The administration continues to negotiate with the Centers for Medicare and Medicaid Services for waivers, including one with Medicare, that would allow it to set payment methodology and create a so-called all-payer model. (The agreement being negotiated is also often called an all-payer waiver or a Medicare waiver.)

“We’re concerned that the state, in an effort to set up the all-payer model, enters into an agreement that actually decreases the amount of money coming in for Medicare in the state,” said Paul Harrington, the executive vice president of the Vermont Medical Society.

“The resolution we passed lays out a number of principles that the medical society believes should be reflected in an all-payer waiver,” Harrington said. Currently, the only other state with any all-payer system is Maryland, which uses it to set uniform rates at hospitals.

Vermont’s per-beneficiary Medicare costs are 70 percent of Maryland’s, according to Harrington. He said if Vermont cut that number it would have to make up for it somewhere else in the health care sector of the economy — such as by increasing commercial insurance rates.

The all-payer agreement has been under negotiation for most of 2015, and it’s still unclear when a preliminary agreement will be reached. Michael Costa, the deputy director of health care for the Agency of Administration, told the Legislature’s Health Reform Oversight Committee on Friday, “No commitments have been made. No guarantees have been issued.”

The Shumlin administration describes the agreement as a vision to pay doctors for making patients better, not for performing unnecessary tests that drive up how much insurance companies pay them. In health care jargon, it’s called value-based medicine. The administration has said several times that it does not intend to affect Medicare beneficiaries.

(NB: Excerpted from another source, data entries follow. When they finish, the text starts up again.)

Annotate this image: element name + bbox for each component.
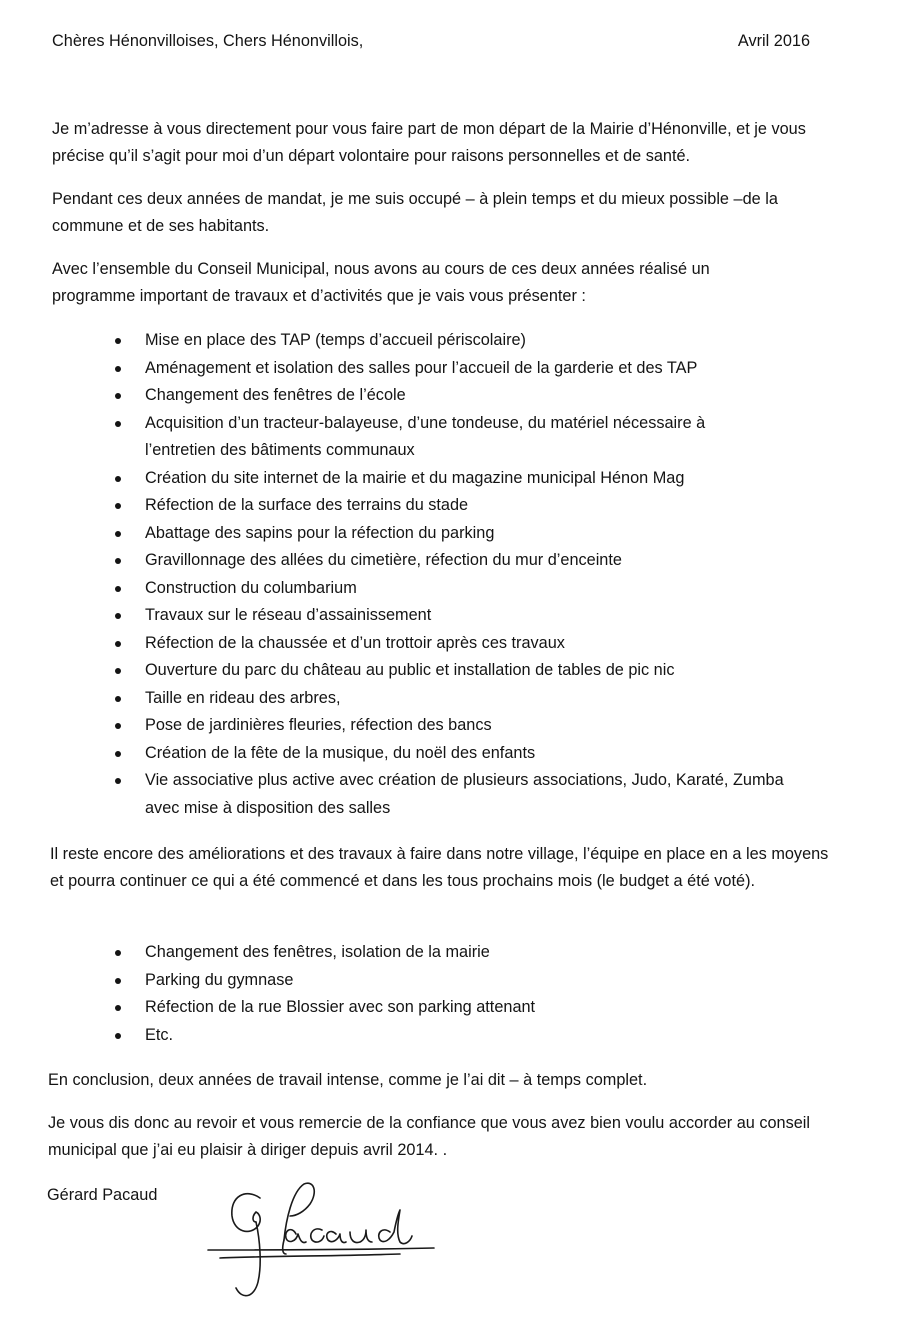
list-item: Taille en rideau des arbres, [115, 685, 825, 713]
bullet-icon [115, 503, 121, 509]
achievements-list [115, 327, 825, 822]
bullet-icon [115, 421, 121, 427]
bullet-icon [115, 751, 121, 757]
bullet-icon [115, 613, 121, 619]
bullet-icon [115, 393, 121, 399]
bullet-icon [115, 531, 121, 537]
signatory-name: Gérard Pacaud [47, 1186, 158, 1204]
bullet-icon [115, 950, 121, 956]
upcoming-list [115, 939, 815, 1049]
bullet-icon [115, 476, 121, 482]
bullet-icon [115, 641, 121, 647]
list-item: Construction du columbarium [115, 575, 825, 603]
list-item: Changement des fenêtres de l’école [115, 382, 825, 410]
handwritten-signature [200, 1170, 440, 1310]
list-item: Pose de jardinières fleuries, réfection des bancs [115, 712, 825, 740]
conclusion-paragraph: En conclusion, deux années de travail intense, comme je l’ai dit – à temps complet. [48, 1071, 648, 1089]
letter-date: Avril 2016 [737, 32, 810, 50]
list-item: Réfection de la chaussée et d’un trottoir après ces travaux [115, 630, 825, 658]
letter-header [52, 30, 810, 52]
bullet-icon [115, 366, 121, 372]
list-item: Parking du gymnase [115, 967, 815, 995]
bullet-icon [115, 778, 121, 784]
bullet-icon [115, 586, 121, 592]
list-item: Etc. [115, 1022, 815, 1050]
list-item: Ouverture du parc du château au public et installation de tables de pic nic [115, 657, 825, 685]
bullet-icon [115, 558, 121, 564]
bullet-icon [115, 668, 121, 674]
list-item: Création du site internet de la mairie et du magazine municipal Hénon Mag [115, 465, 825, 493]
bullet-icon [115, 1005, 121, 1011]
remaining-work-paragraph: Il reste encore des améliorations et des travaux à faire dans notre village, l’équipe en place en a les moyens et pourra continuer ce qui a été commencé et dans les tous prochains mois (le budget a été voté). [50, 845, 829, 890]
list-item: Acquisition d’un tracteur-balayeuse, d’une tondeuse, du matériel nécessaire à l’entretien des bâtiments communaux [115, 410, 825, 465]
bullet-icon [115, 696, 121, 702]
list-item: Changement des fenêtres, isolation de la mairie [115, 939, 815, 967]
list-item: Réfection de la surface des terrains du stade [115, 492, 825, 520]
list-item: Gravillonnage des allées du cimetière, réfection du mur d’enceinte [115, 547, 825, 575]
list-item: Vie associative plus active avec création de plusieurs associations, Judo, Karaté, Zumba avec mise à disposition des salles [115, 767, 825, 822]
mandate-paragraph: Pendant ces deux années de mandat, je me suis occupé – à plein temps et du mieux possible –de la commune et de ses habitants. [52, 190, 778, 235]
bullet-icon [115, 978, 121, 984]
bullet-icon [115, 723, 121, 729]
intro-paragraph: Je m’adresse à vous directement pour vous faire part de mon départ de la Mairie d’Hénonville, et je vous précise qu’il s’agit pour moi d’un départ volontaire pour raisons personnelles et de santé. [52, 120, 806, 165]
farewell-paragraph: Je vous dis donc au revoir et vous remercie de la confiance que vous avez bien voulu accorder au conseil municipal que j’ai eu plaisir à diriger depuis avril 2014. . [48, 1114, 811, 1159]
salutation: Chères Hénonvilloises, Chers Hénonvillois, [52, 32, 364, 50]
bullet-icon [115, 1033, 121, 1039]
list-item: Abattage des sapins pour la réfection du parking [115, 520, 825, 548]
list-item: Création de la fête de la musique, du noël des enfants [115, 740, 825, 768]
bullet-icon [115, 338, 121, 344]
list-item: Mise en place des TAP (temps d’accueil périscolaire) [115, 327, 825, 355]
program-paragraph: Avec l’ensemble du Conseil Municipal, nous avons au cours de ces deux années réalisé un programme important de travaux et d’activités que je vais vous présenter : [52, 260, 710, 305]
list-item: Aménagement et isolation des salles pour l’accueil de la garderie et des TAP [115, 355, 825, 383]
list-item: Réfection de la rue Blossier avec son parking attenant [115, 994, 815, 1022]
list-item: Travaux sur le réseau d’assainissement [115, 602, 825, 630]
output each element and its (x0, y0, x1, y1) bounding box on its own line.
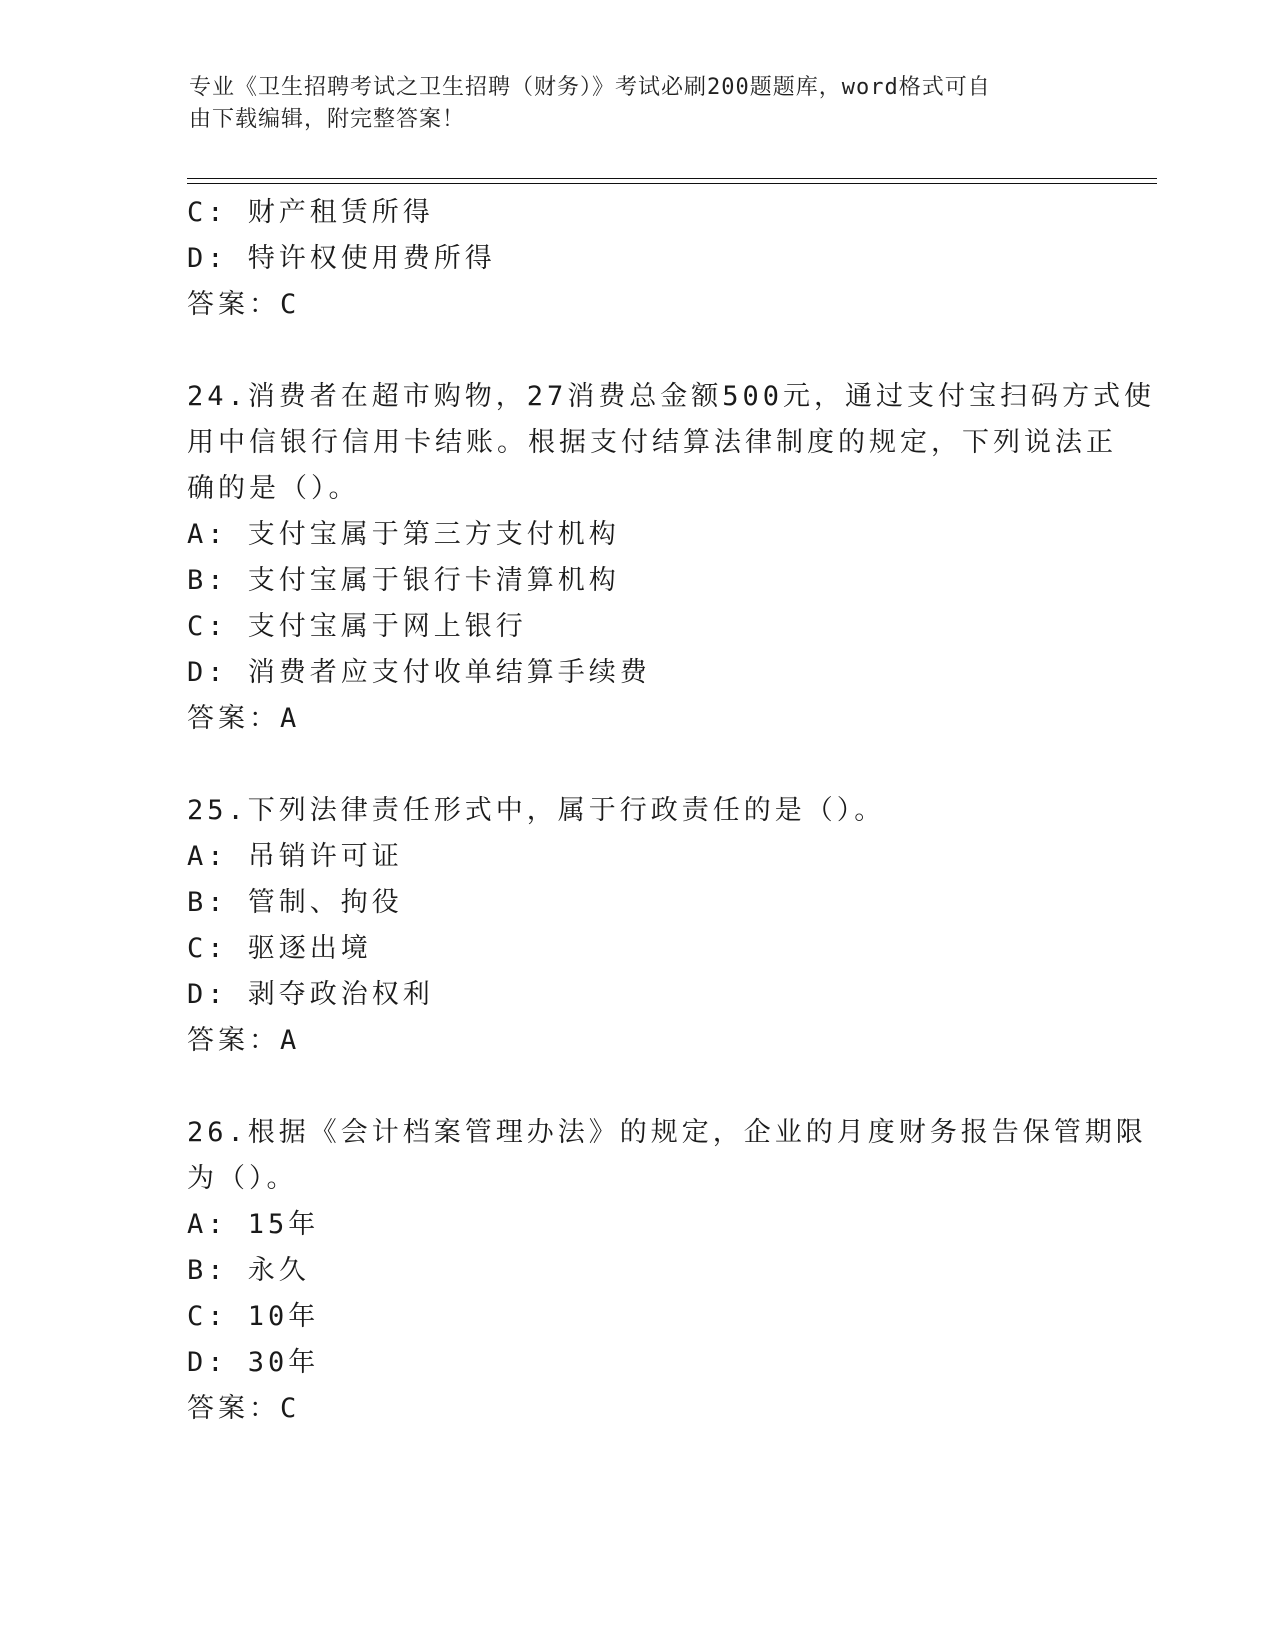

Ena Backus, the deputy executive director for the Green Mountain Care Board, told the Health Reform Oversight Committee that one goal of the all-payer model would be to move Medicare payments away from fee-for-service, which pays doctors for services like an a-la-carte menu, toward another payment method.

Costa said the federal government would not agree to issue a Medicare waiver to create the all-payer model unless the state can prove it would provide savings to the federal Medicare trust fund.